10 de jun. de 2010

Moinho se move além das boas intenções

Alguém que desembarcasse na Terra após uma viagem interplanetária de dez anos teria certamente muita dificuldade para entender a linguagem corrente no mundo dos negócios.

A urgência ambiental, revelada nesse período e reforçada em fevereiro de 2007 com a divulgação do 4º relatório do Painel Intergovernamental sobre Mudanças Climáticas, vem popularizando uma série de conceitos até então restritos ao universo dos cientistas e de um punhado de outros profissionais interessados na questão da sustentabilidade.

As metodologias para medição da pegada hídrica são a evolução do conjunto de doze cenários preparados em 1972 por um grupo de pesquisadores sob coordenação de Dennis Meadow, então professor do Massachusetts Institute of Technology, como parte da sistematização de questões levantadas quatro anos antes por governantes, empresários e cientistas num encontro em Roma.

A rigor, a reunião histórica do Clube de Roma, de 1968, já trazia estudos preocupantes sobre o futuro de escassez de muitos recursos naturais, entre eles, a água potável.

Uma das inovações do Clube de Roma foi o conceito global de recursos econômicos, ou seja, pela primeira vez, foi proposta, em caráter de sugestão para os governantes mundiais, a gestão compartilhada do patrimônio natural.

Foram consideradas as evidências de que o consumo não poderia seguir crescendo exponencialmente, sob pena de comprometer o futuro da humanidade.

O futuro, projetado naquela ocasião, é o nosso presente, uma vez que boa parte dos cenários então desenhados se referia às primeiras décadas do século XXI.

Assim como a pegada de carbono, que já compõe a estratégia de muitas empresas e começa a fazer diferença nas escolhas do consumidor, a questão do consumo de água tende a se incorporar às preocupações dos gestores.

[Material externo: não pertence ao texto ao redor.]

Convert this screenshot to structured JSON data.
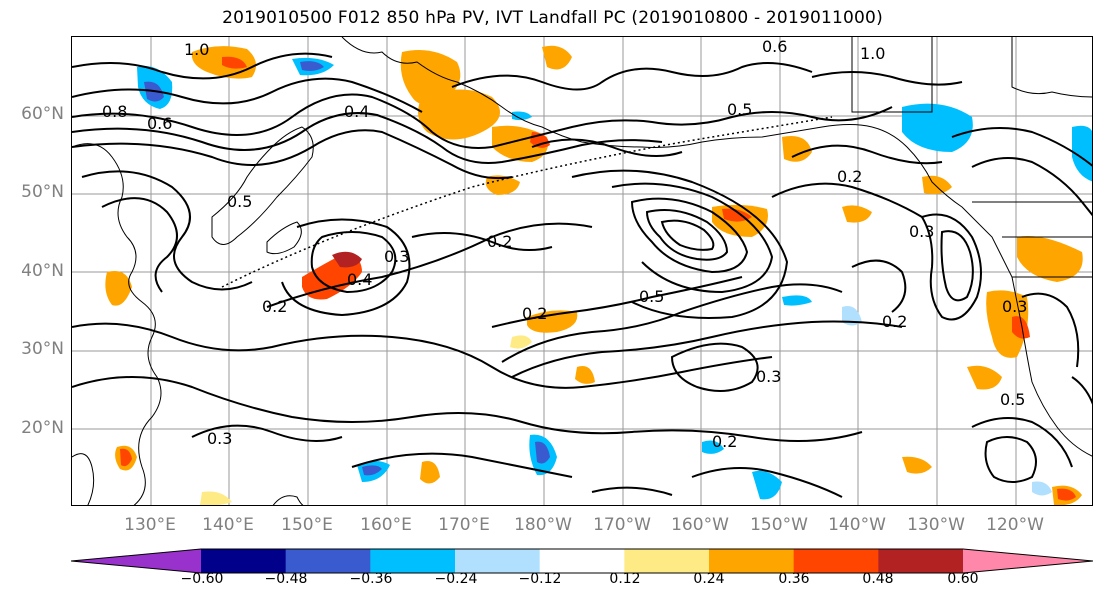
{
  "title": "2019010500 F012 850 hPa PV, IVT Landfall PC (2019010800 - 2019011000)",
  "lat_labels": [
    "60°N",
    "50°N",
    "40°N",
    "30°N",
    "20°N"
  ],
  "lon_labels": [
    "130°E",
    "140°E",
    "150°E",
    "160°E",
    "170°E",
    "180°W",
    "170°W",
    "160°W",
    "150°W",
    "140°W",
    "130°W",
    "120°W"
  ],
  "contour_labels": [
    "1.0",
    "0.8",
    "0.6",
    "0.4",
    "0.2",
    "0.3",
    "0.5",
    "0.2",
    "0.4",
    "0.3",
    "0.2",
    "0.5",
    "0.2",
    "0.3",
    "0.6",
    "1.0",
    "0.5",
    "0.2",
    "0.3",
    "0.3",
    "0.5",
    "0.2"
  ],
  "colorbar": {
    "ticks": [
      "−0.60",
      "−0.48",
      "−0.36",
      "−0.24",
      "−0.12",
      "0.12",
      "0.24",
      "0.36",
      "0.48",
      "0.60"
    ],
    "colors": [
      "#9932cc",
      "#00008b",
      "#3a5bcf",
      "#00bfff",
      "#b0e0fe",
      "#ffffff",
      "#ffeb85",
      "#ffa500",
      "#ff4500",
      "#b22222",
      "#ff88aa"
    ]
  }
}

Como toda nova oportunidade, estimula soluções inovadoras para velhos problemas que nem mesmo eram percebidos como tais. Por exemplo, transformando um desumidificador em "fábrica de água", como fez o inventor Norman Pedro Queiroga ao criar o H2O Pure, equipamento que fornece continuamente água potável a partir da umidade do ar.

No caso das grandes empresas, cujas operações exigem alto consumo de água, como as fábricas de papel e celulose, o cuidado com a pegada hídrica trata de assegurar o reproveitamento do recurso para redução de custos e mitigação de problemas ambientais.

Já para as indústrias de bebidas e refrigerantes, assegurar a preservação das fontes é essencial para garantir o negócio.

Assim como o conceito da pegada de carbono revela-se uma forma de reduzir perdas, mas também uma fonte de riqueza; de alguma maneira, a pegada hídrica começa a se apresentar como preocupação indutora de desenvolvimento sustentável: atrás desse desafio renova-se o interesse pela preservação ou recuperação dos cursos d'água, o que deve estimular ações mais efetivas pela oferta de melhores condições sanitárias para a população.

No Brasil, onde a fartura sempre induziu ao desperdício, a Política Nacional de Recursos Hídricos conceitua, desde 1997, que a água é um bem de domínio público dotado de valor econômico. Mas, como sempre, o moinho não se move apenas com boas intenções.